Exel Composites Q2'25: Market seems to be holding on
Translation: Original published in Finnish on 8/15/2025 at 9:20 am EEST.
Exel's Q2 operational development was unsurprising given the preliminary information provided. However, the company's market comments leaned cautiously positive in our view, which led us to make small positive forecast revisions. Similarly, with the strengthened order book, nascent market recovery and progressing earnings turnaround, we are already shifting our focus more strongly to next year and see sufficient upside in the stock's valuation. Thus, we raise our recommendation to Accumulate (was Reduce) and our target price to EUR 0.43 (was EUR 0.40)
With the preliminary information, the key lines were already known
Exel's revenue decreased by 7% year-on-year and settled at 24.8 MEUR. The development was mainly due to the timing of deliveries related to the closure of the Belgian factory and the transfer of production to other factories. Correspondingly, Exel's adjusted EBIT settled at 1.1 MEUR, supported by a high material margin. We assume this was partly influenced by the company's comments on the favorable development of raw materials, and possibly certain factors behind the revenue structure. However, reported earnings were weighed down by small one-off items, while on the bottom lines, net financing expenses were significantly higher than our expectations, which was due to non-cash flow related FX changes on intra-group loans.
However, reflecting the continued positive order intake (28 MEUR) and the relatively low level of deliveries, the company's order book grew to 44 MEUR, which provides support for the short term, even though we estimate the order book to be structurally longer than typical.
Guidance unchanged and minor estimate changes
As expected, Exel reiterated its guidance and expects its revenue to increase (2024: 100 MEUR) and its adjusted EBIT to increase significantly compared to last year (2024: 1.7 MEUR). The company commented that the year had remained positive and reported it had successfully navigated the current uncertain business environment. Furthermore, based on the comments, it appears to be a relative winner in tariff policy through its global structure, and it also stated that it had already secured supply agreements thanks to the tariffs. In other respects, market comments were at least cautiously positive, considering the uncertainty of the operating environment and Exel's pro-cyclical business nature. However, due to increased uncertainty, we see a certain risk in the development of the situation, considering the demand situation that has fluctuated frequently in recent years.
Reflecting an unsurprising report, our forecasts for the current year's revenue (108 MEUR) and adjusted EBIT (5.8 MEUR) remain unchanged. Instead, for the coming years, we made minor upside revisions (+2%) to our revenue forecasts, supported by a strong order book and market comments. However, the overall forecast revisions were minor. We also made minor revisions to our cost estimates (mainly depreciation), which led to a slight increase in our earnings estimates for the coming years (adj.
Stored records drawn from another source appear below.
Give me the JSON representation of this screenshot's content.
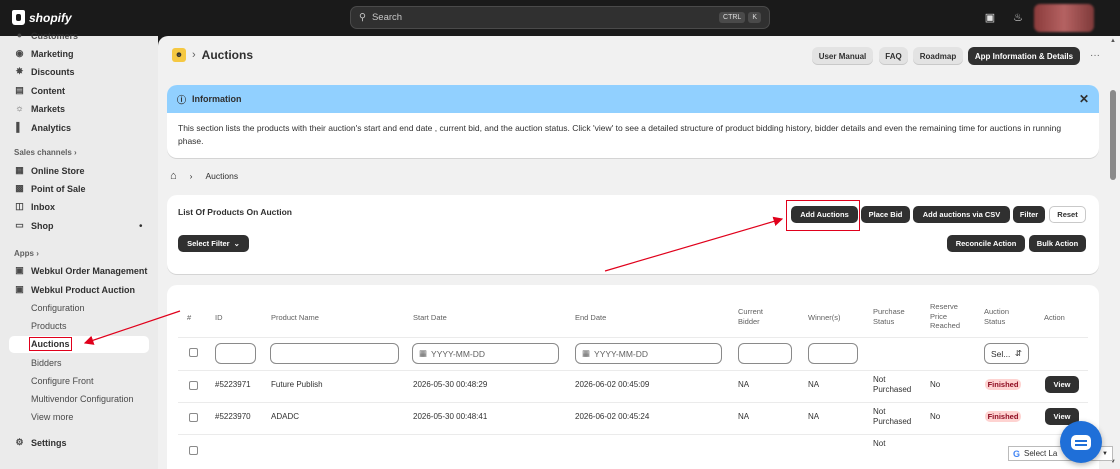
{
  "topbar": {
    "brand": "shopify",
    "search_placeholder": "Search",
    "shortcut_keys": [
      "CTRL",
      "K"
    ],
    "icons": [
      "shop-icon",
      "bell-icon"
    ]
  },
  "sidebar": {
    "partial_item": "Customers",
    "items": [
      {
        "label": "Marketing",
        "icon": "target-icon"
      },
      {
        "label": "Discounts",
        "icon": "discount-icon"
      },
      {
        "label": "Content",
        "icon": "content-icon"
      },
      {
        "label": "Markets",
        "icon": "globe-icon"
      },
      {
        "label": "Analytics",
        "icon": "bar-chart-icon"
      }
    ],
    "sales_channels_title": "Sales channels",
    "sales_channels": [
      {
        "label": "Online Store",
        "icon": "store-icon"
      },
      {
        "label": "Point of Sale",
        "icon": "pos-icon"
      },
      {
        "label": "Inbox",
        "icon": "inbox-icon"
      },
      {
        "label": "Shop",
        "icon": "bag-icon"
      }
    ],
    "apps_title": "Apps",
    "apps": [
      {
        "label": "Webkul Order Management",
        "icon": "app-icon"
      },
      {
        "label": "Webkul Product Auction",
        "icon": "app-icon"
      }
    ],
    "sub_items": [
      "Configuration",
      "Products",
      "Auctions",
      "Bidders",
      "Configure Front",
      "Multivendor Configuration",
      "View more"
    ],
    "active_sub_item": "Auctions",
    "settings": "Settings"
  },
  "header": {
    "breadcrumb_separator": "›",
    "title": "Auctions",
    "buttons": [
      "User Manual",
      "FAQ",
      "Roadmap",
      "App Information & Details"
    ],
    "more": "···"
  },
  "info": {
    "title": "Information",
    "text": "This section lists the products with their auction's start and end date , current bid, and the auction status. Click 'view' to see a detailed structure of product bidding history, bidder details and even the remaining time for auctions in running phase."
  },
  "breadcrumb": {
    "current": "Auctions"
  },
  "actions": {
    "title": "List Of Products On Auction",
    "buttons": [
      "Add Auctions",
      "Place Bid",
      "Add auctions via CSV",
      "Filter",
      "Reset"
    ],
    "select_filter": "Select Filter",
    "bulk_buttons": [
      "Reconcile Action",
      "Bulk Action"
    ]
  },
  "table": {
    "headers": [
      "#",
      "ID",
      "Product Name",
      "Start Date",
      "End Date",
      "Current Bidder",
      "Winner(s)",
      "Purchase Status",
      "Reserve Price Reached",
      "Auction Status",
      "Action"
    ],
    "date_placeholder": "YYYY-MM-DD",
    "status_select": "Sel...",
    "rows": [
      {
        "id": "#5223971",
        "product": "Future Publish",
        "start": "2026-05-30 00:48:29",
        "end": "2026-06-02 00:45:09",
        "bidder": "NA",
        "winner": "NA",
        "purchase": "Not Purchased",
        "reserve": "No",
        "status": "Finished",
        "action": "View"
      },
      {
        "id": "#5223970",
        "product": "ADADC",
        "start": "2026-05-30 00:48:41",
        "end": "2026-06-02 00:45:24",
        "bidder": "NA",
        "winner": "NA",
        "purchase": "Not Purchased",
        "reserve": "No",
        "status": "Finished",
        "action": "View"
      },
      {
        "id": "",
        "product": "",
        "start": "",
        "end": "",
        "bidder": "",
        "winner": "",
        "purchase": "Not",
        "reserve": "",
        "status": "",
        "action": ""
      }
    ]
  },
  "translate": {
    "label": "Select La"
  },
  "colors": {
    "info_banner": "#91d0ff",
    "finished_badge": "#fed3d1",
    "annotation_red": "#e0001b",
    "chat_button": "#1f6fd8"
  }
}
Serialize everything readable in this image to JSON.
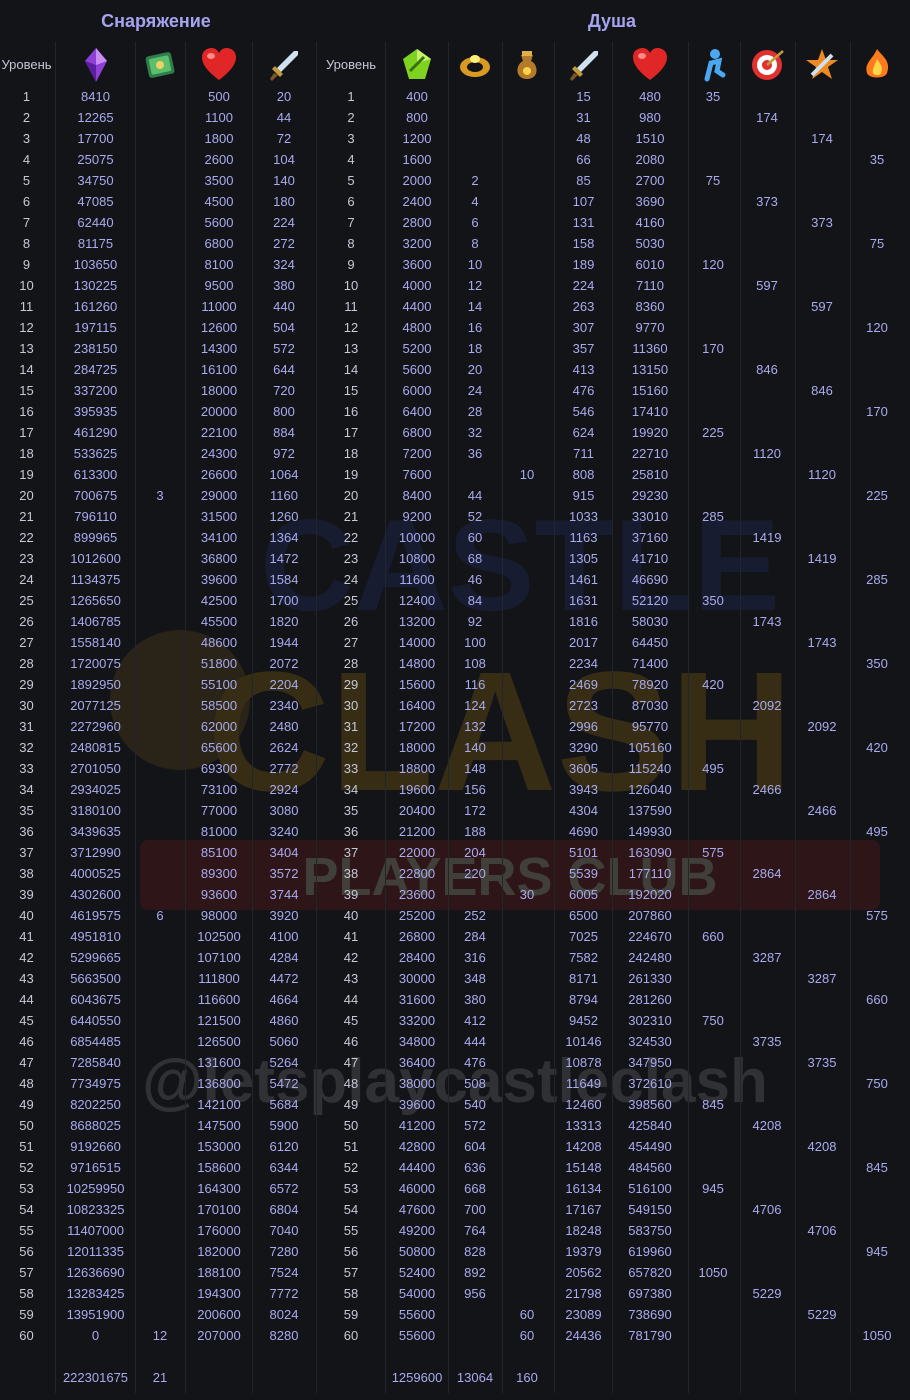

EBIT 2026e-27e: +3-4%).
Eyes again on the longer game
The stock's valuation picture is elevated for this year (2025e: P/E > 100x, EV/EBIT 11x, EV/EBITDA 6x) relative to our accepted valuation (P/E 10x-14x, EV/EBIT 8x-12x, EV/EBITDA 5x-8x). In contrast, looking at next year, the multiples (P/E 10x, EV/EBIT 8x) are at the lower end of the ranges. However, with a strengthened order book, cautiously positive market comments, and an ongoing earnings turnaround, we see sufficient upside potential in next year's multiples. Due to the aforementioned factors, we are also prepared to take a slightly longer-term view. Our view on the stock's upside potential and its long-term potential is also supported by our DCF calculation (EUR 0.45/share), which is above the share price.